As Senate Finance chairman, Kent Conrad continues to be a key player in the health care debate. Though the House version of the health care bill is out in the open (just type “HR 3200″ into http://thomas.loc.gov/ ), visible to all, Kent is apparently insisting that the Senate version won’t see the light of day until it is finished from the perspective of his committee, but the good money’s on a cooperative plan. Though it’s still got that bipartisan buzz, the new options may be too small to matter.
Conrad also clarifies how he shopped around for his house loan. Take a watch:
A criminal mastermind trashed the Fargo Teamster’s office looking for some quick cash. He didn’t get actually find any, but he did leave a big hole in the wall.
Stealing from hardworking men and women like the Teamsters is about as bad as you can get before you’re taking lollipops from preschoolers. Whoever this guy is, he deserves to have his truck smashed in aside from some hefty sentencing.
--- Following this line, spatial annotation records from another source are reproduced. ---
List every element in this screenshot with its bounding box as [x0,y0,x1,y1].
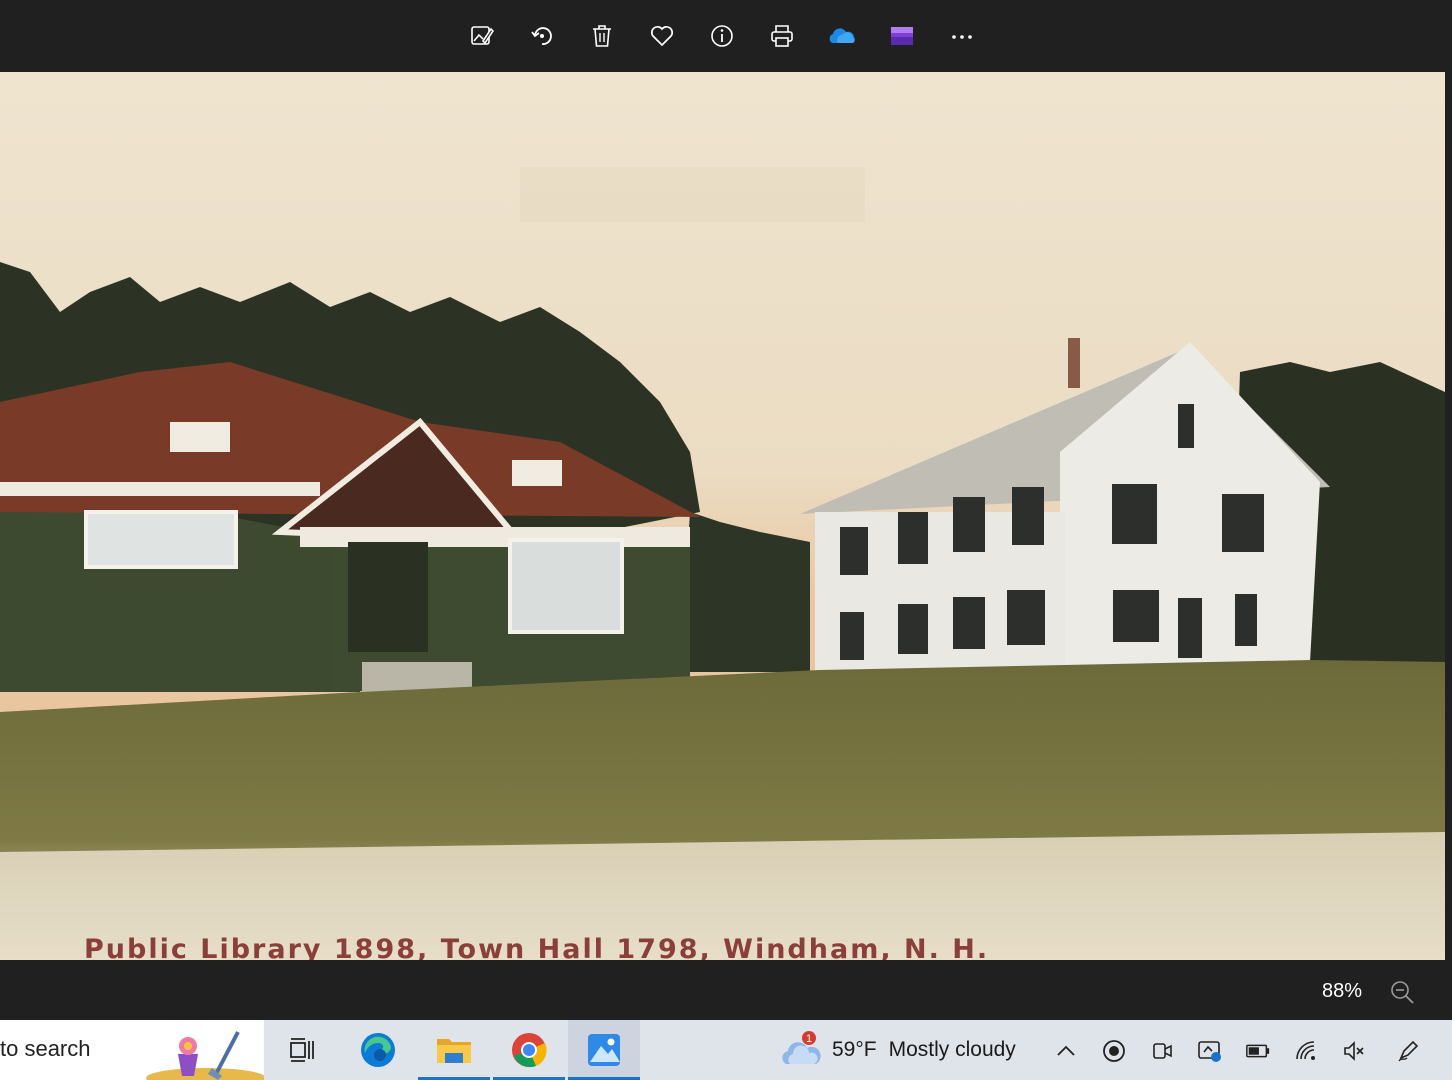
photos-button[interactable] [568,1020,640,1080]
screen-capture-icon [1198,1041,1221,1062]
viewer-toolbar [0,0,1452,72]
print-button[interactable] [762,16,802,56]
info-icon [711,25,733,47]
info-button[interactable] [702,16,742,56]
windows-taskbar: to search 1 59°F Mostly cloudy [0,1020,1452,1080]
favorite-button[interactable] [642,16,682,56]
edge-icon [361,1033,395,1067]
edit-image-button[interactable] [462,16,502,56]
pen-icon [1398,1040,1419,1062]
volume-muted-icon [1344,1041,1364,1061]
battery-icon [1246,1044,1270,1058]
task-view-button[interactable] [266,1020,338,1080]
viewer-statusbar: 88% [0,960,1452,1020]
screen-capture-button[interactable] [1197,1038,1223,1064]
rotate-icon [531,27,552,45]
cloudy-weather-icon: 1 [782,1031,821,1064]
pen-menu-button[interactable] [1395,1038,1421,1064]
record-tray-button[interactable] [1101,1038,1127,1064]
chrome-icon [512,1033,547,1068]
meet-now-icon [1153,1043,1172,1059]
more-options-button[interactable] [942,16,982,56]
photo-canvas[interactable]: Public Library 1898, Town Hall 1798, Win… [0,72,1445,960]
chrome-button[interactable] [493,1020,565,1080]
record-icon [1103,1040,1125,1062]
photo-caption: Public Library 1898, Town Hall 1798, Win… [84,934,990,960]
edge-button[interactable] [342,1020,414,1080]
zoom-out-icon [1391,981,1414,1004]
taskbar-search-box[interactable]: to search [0,1020,264,1080]
network-button[interactable] [1293,1038,1319,1064]
clipchamp-icon [891,27,913,45]
ellipsis-icon [952,35,972,39]
zoom-out-button[interactable] [1388,978,1416,1006]
task-view-icon [290,1038,314,1062]
volume-button[interactable] [1341,1038,1367,1064]
meet-now-button[interactable] [1149,1038,1175,1064]
battery-button[interactable] [1245,1038,1271,1064]
weather-badge: 1 [806,1033,812,1045]
show-hidden-icons-button[interactable] [1053,1038,1079,1064]
edit-image-icon [471,26,495,45]
weather-widget[interactable]: 1 59°F Mostly cloudy [780,1020,1016,1080]
photos-icon [588,1034,620,1066]
weather-temperature: 59°F [832,1038,877,1061]
postcard-image [0,72,1445,960]
onedrive-cloud-icon [829,28,855,43]
zoom-level[interactable]: 88% [1322,980,1362,1003]
delete-button[interactable] [582,16,622,56]
file-explorer-icon [437,1039,471,1063]
clipchamp-button[interactable] [882,16,922,56]
rotate-button[interactable] [522,16,562,56]
weather-condition: Mostly cloudy [888,1038,1016,1061]
printer-icon [771,25,793,47]
chevron-up-icon [1057,1045,1075,1056]
trash-icon [593,25,611,47]
file-explorer-button[interactable] [418,1020,490,1080]
search-highlight-icon [146,1031,264,1080]
wifi-icon [1296,1041,1315,1060]
search-placeholder: to search [0,1036,91,1061]
heart-icon [650,25,674,47]
onedrive-button[interactable] [822,16,862,56]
MeritCare of Fargo is merging with Sanford Health of Sioux Falls, combining the two largest health providers in the Dakotas into a $3+ billion operation.
I would hope they take the opportunity to lower costs to patients through proper use of their scale of operations and reductions in administrative redundancies, and to expand service in outlying areas — rather than abusing their position.
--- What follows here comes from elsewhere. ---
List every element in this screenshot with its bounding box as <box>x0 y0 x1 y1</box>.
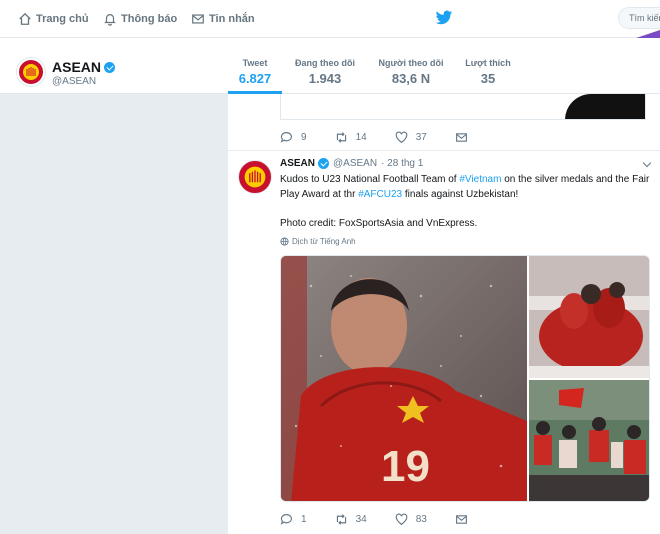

Civil rights advocates in North Dakota have lost a key ally. ACLU of the Dakotas director Jennifer Ring was laid off in February. (Naturally, it didn’t hit the Forum until the other day.) The rights of the downtrodden will now have to be defended out of Minneapolis.
T. Boone Pickens is throwing in the towel on his Texas wind farm, but up here things are looking brighter for adding new electrical capacity. Montana-Dakota Utilities has joined a plan for major new transmission lines between the upper Midwest and big cities.